Photo/IllutrationThe F-2 is the main fighter jet used by the Air Self-Defense Force. (Asahi Shimbun file photo)

With Finance Ministry officials lurking in the background, hawkish lawmakers in the ruling Liberal Democratic Party continue to battle the Defense Ministry over development of the next-generation fighter jet to replace the F-2.

The LDP lawmakers’ initial plan to have development conducted entirely by Japanese companies was scrapped because of expected high costs and possible engineering pitfalls.

But they have not given up the fight, and are now arguing that Japanese companies should play a leading role in any joint development of the new fighter jet.

However, Finance Ministry officials want to keep spending under control no matter what decision is made on the development project.

The F-2 was jointly developed with the United States and first deployed in fiscal 2000. The shelf life of the fighters is expected to expire around 2030.

The Defense Ministry initially had three options for the next-generation fighter jet: to fully develop it domestically; to develop it jointly with other nations; or to extend the life of the F-2 through various modifications.

The third option was jettisoned because modifications alone would not obtain the required capabilities.

As for full domestic development, Finance Ministry officials said it would be too expensive.

That left joint development as the course taken by the Defense Ministry, but the LDP members are not taking that decision lying down.

At a study session held on Nov. 6, LDP lawmakers discussed a proposal for submission to the Defense Ministry, saying that even with joint development, Japanese companies had to play a leading role.

Those lawmakers want to ensure Japanese defense industry companies secure their share of the profits and to pass on the technological foundation that has been created through past development of fighter jets.

They still have in mind the Defense Ministry’s development of a prototype jet dubbed the X-2, which was confirmed to have high stealth and engine capabilities.

More than 200 companies took part in the X-2 project, including Mitsubishi Heavy Industries Ltd., and 93 percent of the prototype was made in Japan.

The Defense Ministry, however, has already received responses from three foreign companies after a request for information (RFI) was issued.

One proposal submitted by Lockheed Martin Corp. of the United States was a hybrid model that would combine the stealth capabilities of its F-35 jet onto the body of the F-22, considered the world’s strongest fighter jet.

Moreover, Lockheed Martin’s proposal said Japanese companies would be given responsibility for more than half of the development and production work.

The other proposals from abroad were submitted by Boeing Co., also from the United States, and Britain’s BAE Systems Plc.

Regardless of which fighter jet is developed, Finance Ministry officials will be casting a sharp eye to ensure costs do not balloon.
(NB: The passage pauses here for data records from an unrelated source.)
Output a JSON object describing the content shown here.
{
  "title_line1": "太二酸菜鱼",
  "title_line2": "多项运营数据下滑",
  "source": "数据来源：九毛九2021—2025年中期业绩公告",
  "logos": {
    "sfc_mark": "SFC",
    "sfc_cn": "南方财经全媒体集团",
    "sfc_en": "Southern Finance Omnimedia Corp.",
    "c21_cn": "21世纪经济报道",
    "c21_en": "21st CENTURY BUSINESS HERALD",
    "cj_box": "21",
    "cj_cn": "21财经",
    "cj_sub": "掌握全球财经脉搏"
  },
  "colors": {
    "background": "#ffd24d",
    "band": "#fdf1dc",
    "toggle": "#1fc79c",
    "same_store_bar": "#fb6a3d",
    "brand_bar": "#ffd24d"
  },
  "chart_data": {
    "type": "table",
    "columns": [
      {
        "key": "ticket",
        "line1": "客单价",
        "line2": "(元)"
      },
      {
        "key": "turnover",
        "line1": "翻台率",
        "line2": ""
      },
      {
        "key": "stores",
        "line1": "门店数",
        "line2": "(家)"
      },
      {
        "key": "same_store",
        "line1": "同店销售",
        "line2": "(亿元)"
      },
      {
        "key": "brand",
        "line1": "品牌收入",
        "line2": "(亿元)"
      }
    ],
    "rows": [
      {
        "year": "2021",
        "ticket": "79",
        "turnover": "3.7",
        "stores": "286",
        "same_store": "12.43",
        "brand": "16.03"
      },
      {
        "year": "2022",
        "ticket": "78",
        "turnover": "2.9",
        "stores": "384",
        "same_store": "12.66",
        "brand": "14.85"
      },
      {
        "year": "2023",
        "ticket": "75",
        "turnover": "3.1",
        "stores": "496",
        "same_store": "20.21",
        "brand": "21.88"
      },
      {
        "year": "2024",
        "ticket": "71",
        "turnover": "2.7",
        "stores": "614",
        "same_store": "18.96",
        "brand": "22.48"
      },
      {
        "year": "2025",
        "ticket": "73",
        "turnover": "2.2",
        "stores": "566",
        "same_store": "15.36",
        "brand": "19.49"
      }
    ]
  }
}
The budget for the new fighter jet is expected to be worth trillions of yen. Such spending would come on top of six straight years of increases in the defense budget.

The initial figure for defense spending in the current fiscal year was 5.191 trillion yen ($46 billion).

Because payments must be made on expensive equipment contracted in the past, only about 1 trillion yen a year in the defense budget can be freely used for new projects.

And there is always the possibility that development expenses and manufacturing costs will increase.

“In order to keep expenses down, there has to be other ways of pursuing the development of the jet and placing the orders for the jets,” a Finance Ministry official said.